[Inference API] Remove worst-case additional 50ms latency for non-rate limited requests #136167

timgrein · 2025-10-08T09:32:46Z

With this PR I've added a new request queue to the inference API, which executes requests, which are not ingest embeddings requests (e.g. embeddings generation on search path, rerank etc.) immediately. Otherwise the requests are simply submitted to the rate limited execution path as before. This requests queue is executed in a separate thread, which blocks until a new request comes available avoiding explicit polling. This removes an additional worst-case latency of xpack.inference.http.request_executor.task_poll_frequency (default: 50ms), which we observed when generating sparse text embeddings using EIS.

I've verified the improved latency by running ES (with & without the changes introduced by this PR) and EIS locally and executing requests using vegeta.

Without optimization:

With optimization:

elasticsearchmachine · 2025-10-08T09:33:20Z

Pinging @elastic/ml-core (Team:ML)

elasticsearchmachine · 2025-10-08T09:33:21Z

Hi @timgrein, I've created a changelog YAML for you.

…s-latency-issue

jaybcee · 2025-10-08T12:46:33Z

@timgrein Great work! Would you be able to similarly generate a graphic against a local EIS directly such that we understand if any overhead exists? I understand the logic behind the PR, but I'm curious what overhead exists still.

jonathan-buttner

Great work! Left a few suggestions.

jonathan-buttner · 2025-10-08T12:48:36Z

...main/java/org/elasticsearch/xpack/inference/external/http/sender/RequestExecutorService.java

    public void shutdown() {
        if (shutdown.compareAndSet(false, true)) {
+            if (requestQueueTask != null) {
+                boolean cancelled = FutureUtils.cancel(requestQueueTask);


If I remember correctly, I think it's up to our implementation to check if it is canceled.

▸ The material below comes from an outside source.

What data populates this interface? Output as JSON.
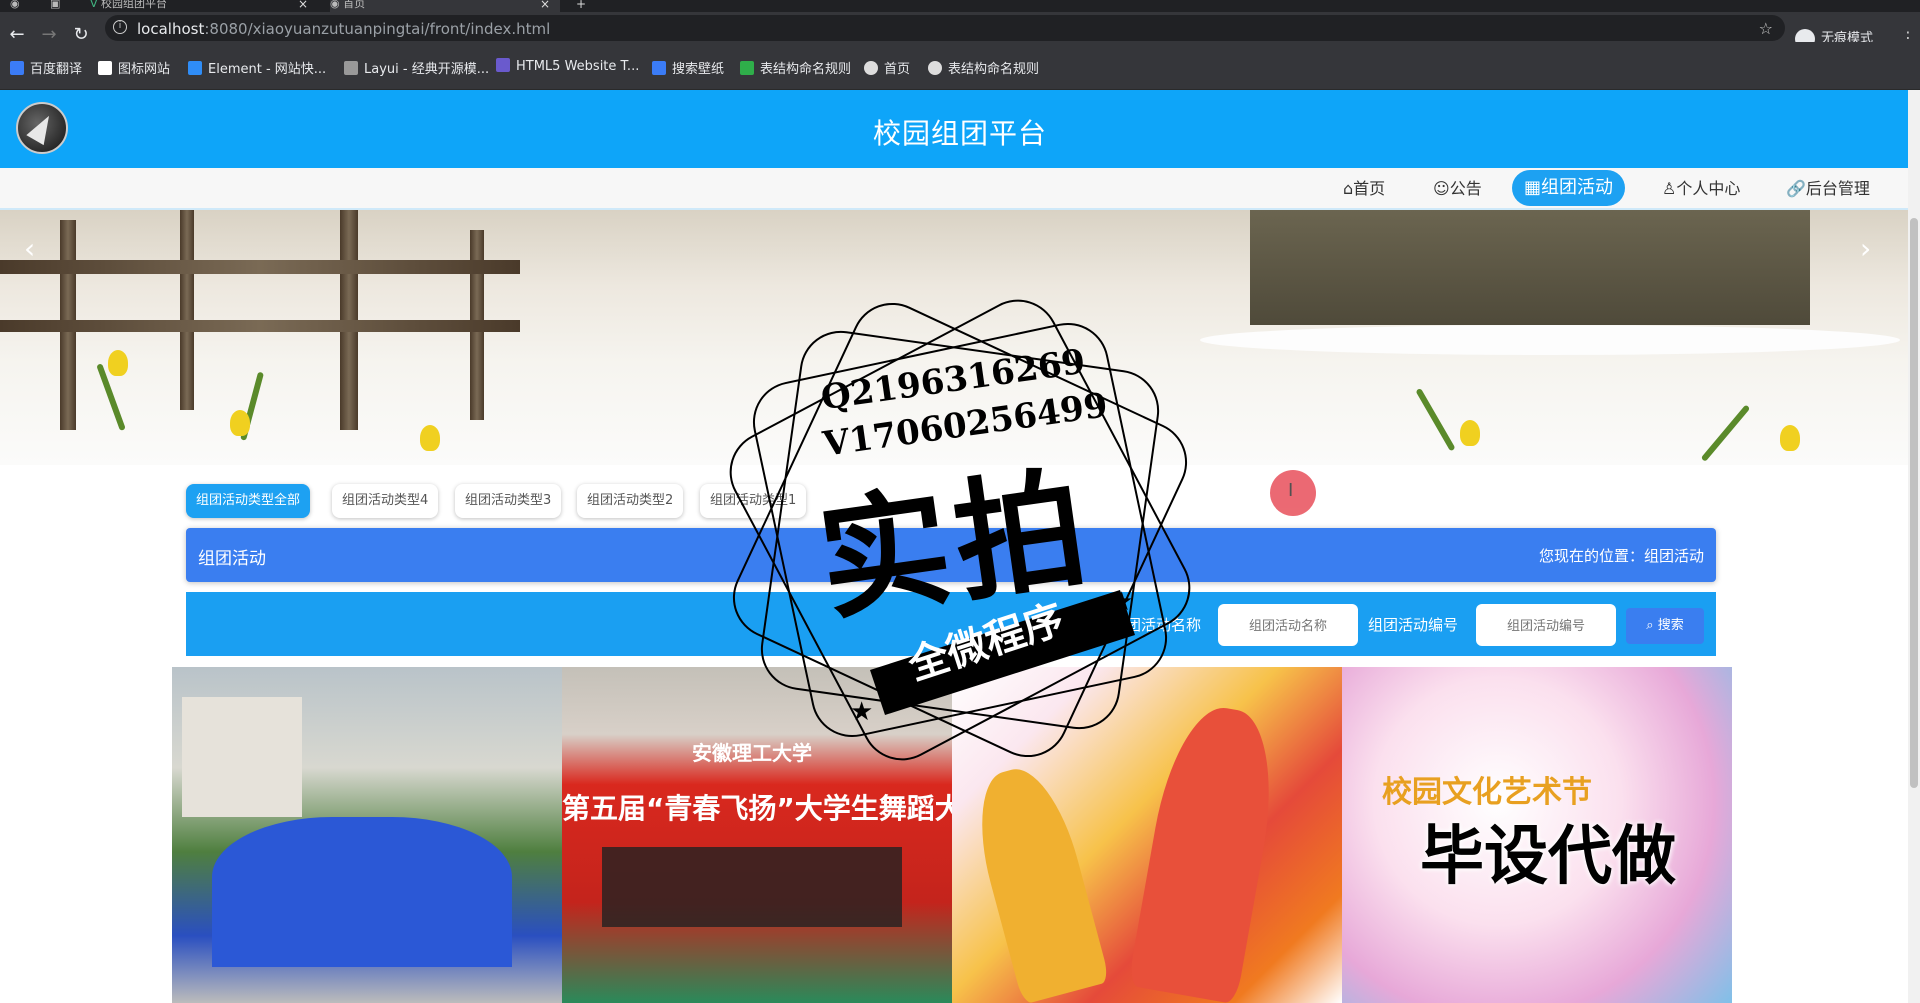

So I think we'll get stuck in the queue.take() 🤔

It doesn't seem like FutureUtils.cancel() will do an interrupt.

This is how we've handled that in the past: https://github.com/elastic/elasticsearch/blob/8.13/x-pack/plugin/inference/src/main/java/org/elasticsearch/xpack/inference/external/http/sender/RequestExecutorService.java#L253

The shutdown() method puts a noop task on the queue to ensure that it wakes up.

Can you double check the tests and make sure we're covering this case (we call shutdown and then await termination)?

Adjusted with Add NoopTask to wake up queue on shutdown

Can you double check the tests and make sure we're covering this case (we call shutdown and then await termination)?

AFAIU we always check that when calling submitShutdownRequest, right?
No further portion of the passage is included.